Page 123 of Psycho Gods

For a split second, I had the horrible sense that I was the one supposed to be doing something, and it didn’t feel like it had to do with stopping them. It felt like they were working an enchantment over me and lulling me into a trance.

What else could be the fire’s purpose?

There were no enemies around, and it was just the four of us up in the thin air of the mountains with snow and rocks all around.

My eyelids fluttered shut.

I was unbelievably tired, and the flames called to me. They melted me in the most intoxicating way.

The fractured, icy bits of my soul thawed.

The Necklace of Death and diamond bracelet warmed and vibrated until my skin buzzed.

It was heavenly.

Bending forward so I could get closer to the raging fire, I enjoyed the delicious warmth as it chased away the invasive chill that was always present in my bones.

I wanted to curl up like a cat and bask in the inferno.

I wanted to lie on a bed of ashes for eternity.

It was pure relief after years of being plagued by chattering teeth and goose bumps.

After a lifetime of ice, I finally knew what genuine warmth felt like.

It was everything.

I wanted more because it was so much better than I could have ever imagined.

My legs gave out, and I fell to my knees. The rocks were toasty against my chilled flesh, and I pressed myself into the ground.

Everything became hazy in the best way.

The heat intensified, and I sighed with relief as my lungs thawed.

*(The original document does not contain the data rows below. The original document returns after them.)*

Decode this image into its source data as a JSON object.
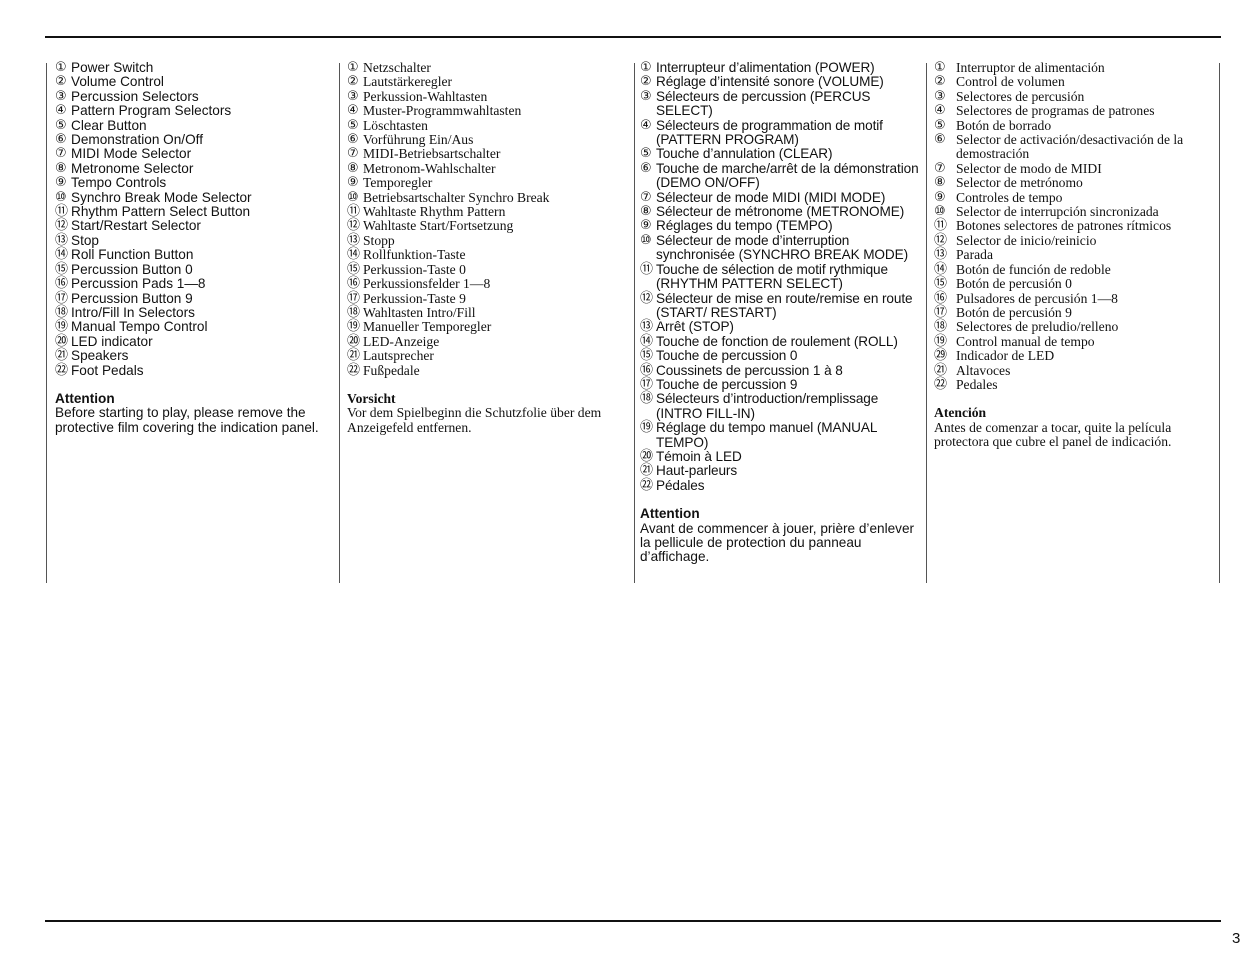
{
  "page_number": "3",
  "columns": {
    "english": {
      "items": [
        {
          "marker": "①",
          "text": "Power Switch"
        },
        {
          "marker": "②",
          "text": "Volume Control"
        },
        {
          "marker": "③",
          "text": "Percussion Selectors"
        },
        {
          "marker": "④",
          "text": "Pattern Program Selectors"
        },
        {
          "marker": "⑤",
          "text": "Clear Button"
        },
        {
          "marker": "⑥",
          "text": "Demonstration On/Off"
        },
        {
          "marker": "⑦",
          "text": "MIDI Mode Selector"
        },
        {
          "marker": "⑧",
          "text": "Metronome Selector"
        },
        {
          "marker": "⑨",
          "text": "Tempo Controls"
        },
        {
          "marker": "⑩",
          "text": "Synchro Break Mode Selector"
        },
        {
          "marker": "⑪",
          "text": "Rhythm Pattern Select Button"
        },
        {
          "marker": "⑫",
          "text": "Start/Restart Selector"
        },
        {
          "marker": "⑬",
          "text": "Stop"
        },
        {
          "marker": "⑭",
          "text": "Roll Function Button"
        },
        {
          "marker": "⑮",
          "text": "Percussion Button 0"
        },
        {
          "marker": "⑯",
          "text": "Percussion Pads 1—8"
        },
        {
          "marker": "⑰",
          "text": "Percussion Button 9"
        },
        {
          "marker": "⑱",
          "text": "Intro/Fill In Selectors"
        },
        {
          "marker": "⑲",
          "text": "Manual Tempo Control"
        },
        {
          "marker": "⑳",
          "text": "LED indicator"
        },
        {
          "marker": "㉑",
          "text": "Speakers"
        },
        {
          "marker": "㉒",
          "text": "Foot Pedals"
        }
      ],
      "note_title": "Attention",
      "note_body": "Before starting to play, please remove the protective film covering the indication panel."
    },
    "german": {
      "items": [
        {
          "marker": "①",
          "text": "Netzschalter"
        },
        {
          "marker": "②",
          "text": "Lautstärkeregler"
        },
        {
          "marker": "③",
          "text": "Perkussion-Wahltasten"
        },
        {
          "marker": "④",
          "text": "Muster-Programmwahltasten"
        },
        {
          "marker": "⑤",
          "text": "Löschtasten"
        },
        {
          "marker": "⑥",
          "text": "Vorführung Ein/Aus"
        },
        {
          "marker": "⑦",
          "text": "MIDI-Betriebsartschalter"
        },
        {
          "marker": "⑧",
          "text": "Metronom-Wahlschalter"
        },
        {
          "marker": "⑨",
          "text": "Temporegler"
        },
        {
          "marker": "⑩",
          "text": "Betriebsartschalter Synchro Break"
        },
        {
          "marker": "⑪",
          "text": "Wahltaste Rhythm Pattern"
        },
        {
          "marker": "⑫",
          "text": "Wahltaste Start/Fortsetzung"
        },
        {
          "marker": "⑬",
          "text": "Stopp"
        },
        {
          "marker": "⑭",
          "text": "Rollfunktion-Taste"
        },
        {
          "marker": "⑮",
          "text": "Perkussion-Taste 0"
        },
        {
          "marker": "⑯",
          "text": "Perkussionsfelder 1—8"
        },
        {
          "marker": "⑰",
          "text": "Perkussion-Taste 9"
        },
        {
          "marker": "⑱",
          "text": "Wahltasten Intro/Fill"
        },
        {
          "marker": "⑲",
          "text": "Manueller Temporegler"
        },
        {
          "marker": "⑳",
          "text": "LED-Anzeige"
        },
        {
          "marker": "㉑",
          "text": "Lautsprecher"
        },
        {
          "marker": "㉒",
          "text": "Fußpedale"
        }
      ],
      "note_title": "Vorsicht",
      "note_body": "Vor dem Spielbeginn die Schutzfolie über dem Anzeigefeld entfernen."
    },
    "french": {
      "items": [
        {
          "marker": "①",
          "text": "Interrupteur d’alimentation (POWER)"
        },
        {
          "marker": "②",
          "text": "Réglage d’intensité sonore (VOLUME)"
        },
        {
          "marker": "③",
          "text": "Sélecteurs de percussion (PERCUS SELECT)"
        },
        {
          "marker": "④",
          "text": "Sélecteurs de programmation de motif (PATTERN PROGRAM)"
        },
        {
          "marker": "⑤",
          "text": "Touche d’annulation (CLEAR)"
        },
        {
          "marker": "⑥",
          "text": "Touche de marche/arrêt de la démonstration (DEMO ON/OFF)"
        },
        {
          "marker": "⑦",
          "text": "Sélecteur de mode MIDI (MIDI MODE)"
        },
        {
          "marker": "⑧",
          "text": "Sélecteur de métronome (METRONOME)"
        },
        {
          "marker": "⑨",
          "text": "Réglages du tempo (TEMPO)"
        },
        {
          "marker": "⑩",
          "text": "Sélecteur de mode d’interruption synchronisée (SYNCHRO BREAK MODE)"
        },
        {
          "marker": "⑪",
          "text": "Touche de sélection de motif rythmique (RHYTHM PATTERN SELECT)"
        },
        {
          "marker": "⑫",
          "text": "Sélecteur de mise en route/remise en route (START/ RESTART)"
        },
        {
          "marker": "⑬",
          "text": "Arrêt (STOP)"
        },
        {
          "marker": "⑭",
          "text": "Touche de fonction de roulement (ROLL)"
        },
        {
          "marker": "⑮",
          "text": "Touche de percussion 0"
        },
        {
          "marker": "⑯",
          "text": "Coussinets de percussion 1 à 8"
        },
        {
          "marker": "⑰",
          "text": "Touche de percussion 9"
        },
        {
          "marker": "⑱",
          "text": "Sélecteurs d’introduction/remplissage (INTRO FILL-IN)"
        },
        {
          "marker": "⑲",
          "text": "Réglage du tempo manuel (MANUAL TEMPO)"
        },
        {
          "marker": "⑳",
          "text": "Témoin à LED"
        },
        {
          "marker": "㉑",
          "text": "Haut-parleurs"
        },
        {
          "marker": "㉒",
          "text": "Pédales"
        }
      ],
      "note_title": "Attention",
      "note_body": "Avant de commencer à jouer, prière d’enlever la pellicule de protection du panneau d’affichage."
    },
    "spanish": {
      "items": [
        {
          "marker": "①",
          "text": "Interruptor de alimentación"
        },
        {
          "marker": "②",
          "text": "Control de volumen"
        },
        {
          "marker": "③",
          "text": "Selectores de percusión"
        },
        {
          "marker": "④",
          "text": "Selectores de programas de patrones"
        },
        {
          "marker": "⑤",
          "text": "Botón de borrado"
        },
        {
          "marker": "⑥",
          "text": "Selector de activación/desactivación de la demostración"
        },
        {
          "marker": "⑦",
          "text": "Selector de modo de MIDI"
        },
        {
          "marker": "⑧",
          "text": "Selector de metrónomo"
        },
        {
          "marker": "⑨",
          "text": "Controles de tempo"
        },
        {
          "marker": "⑩",
          "text": "Selector de interrupción sincronizada"
        },
        {
          "marker": "⑪",
          "text": "Botones selectores de patrones rítmicos"
        },
        {
          "marker": "⑫",
          "text": "Selector de inicio/reinicio"
        },
        {
          "marker": "⑬",
          "text": "Parada"
        },
        {
          "marker": "⑭",
          "text": "Botón de función de redoble"
        },
        {
          "marker": "⑮",
          "text": "Botón de percusión 0"
        },
        {
          "marker": "⑯",
          "text": "Pulsadores de percusión 1—8"
        },
        {
          "marker": "⑰",
          "text": "Botón de percusión 9"
        },
        {
          "marker": "⑱",
          "text": "Selectores de preludio/relleno"
        },
        {
          "marker": "⑲",
          "text": "Control manual de tempo"
        },
        {
          "marker": "㉙",
          "text": "Indicador de LED"
        },
        {
          "marker": "㉑",
          "text": "Altavoces"
        },
        {
          "marker": "㉒",
          "text": "Pedales"
        }
      ],
      "note_title": "Atención",
      "note_body": "Antes de comenzar a tocar, quite la película protectora que cubre el panel de indicación."
    }
  }
}
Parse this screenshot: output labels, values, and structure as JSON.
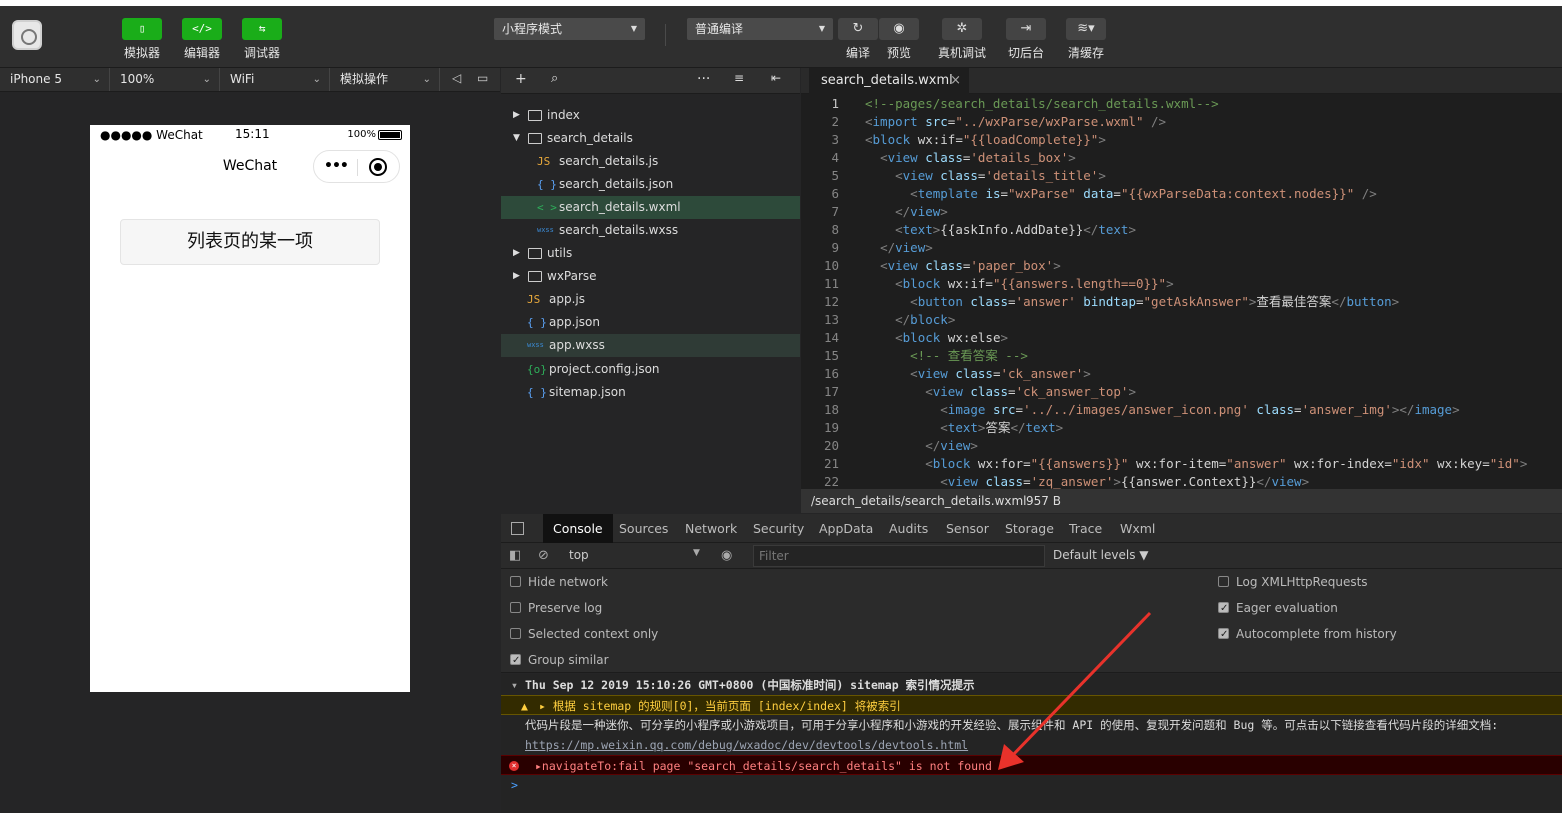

I closed my heavy lids and drifted off.

Into.

Blissful.

Sleep.

* * *

“Wake up!”

Someone bellowed down at me, and I batted at them. “Shut up,” I mumbled as I tried to sink back into the warm darkness.

It was divine.

“She’s fine.” A different person sighed with relief, and I shivered as cold battered my face.

“No, she’s clearly not fucking fine.”

There was a smacking noise and what sounded like a fight.

“I am fine,” I said sleepily as I curled tighter into a ball and mourned the exquisite warmth because, yet again, everything was uncomfortably cold.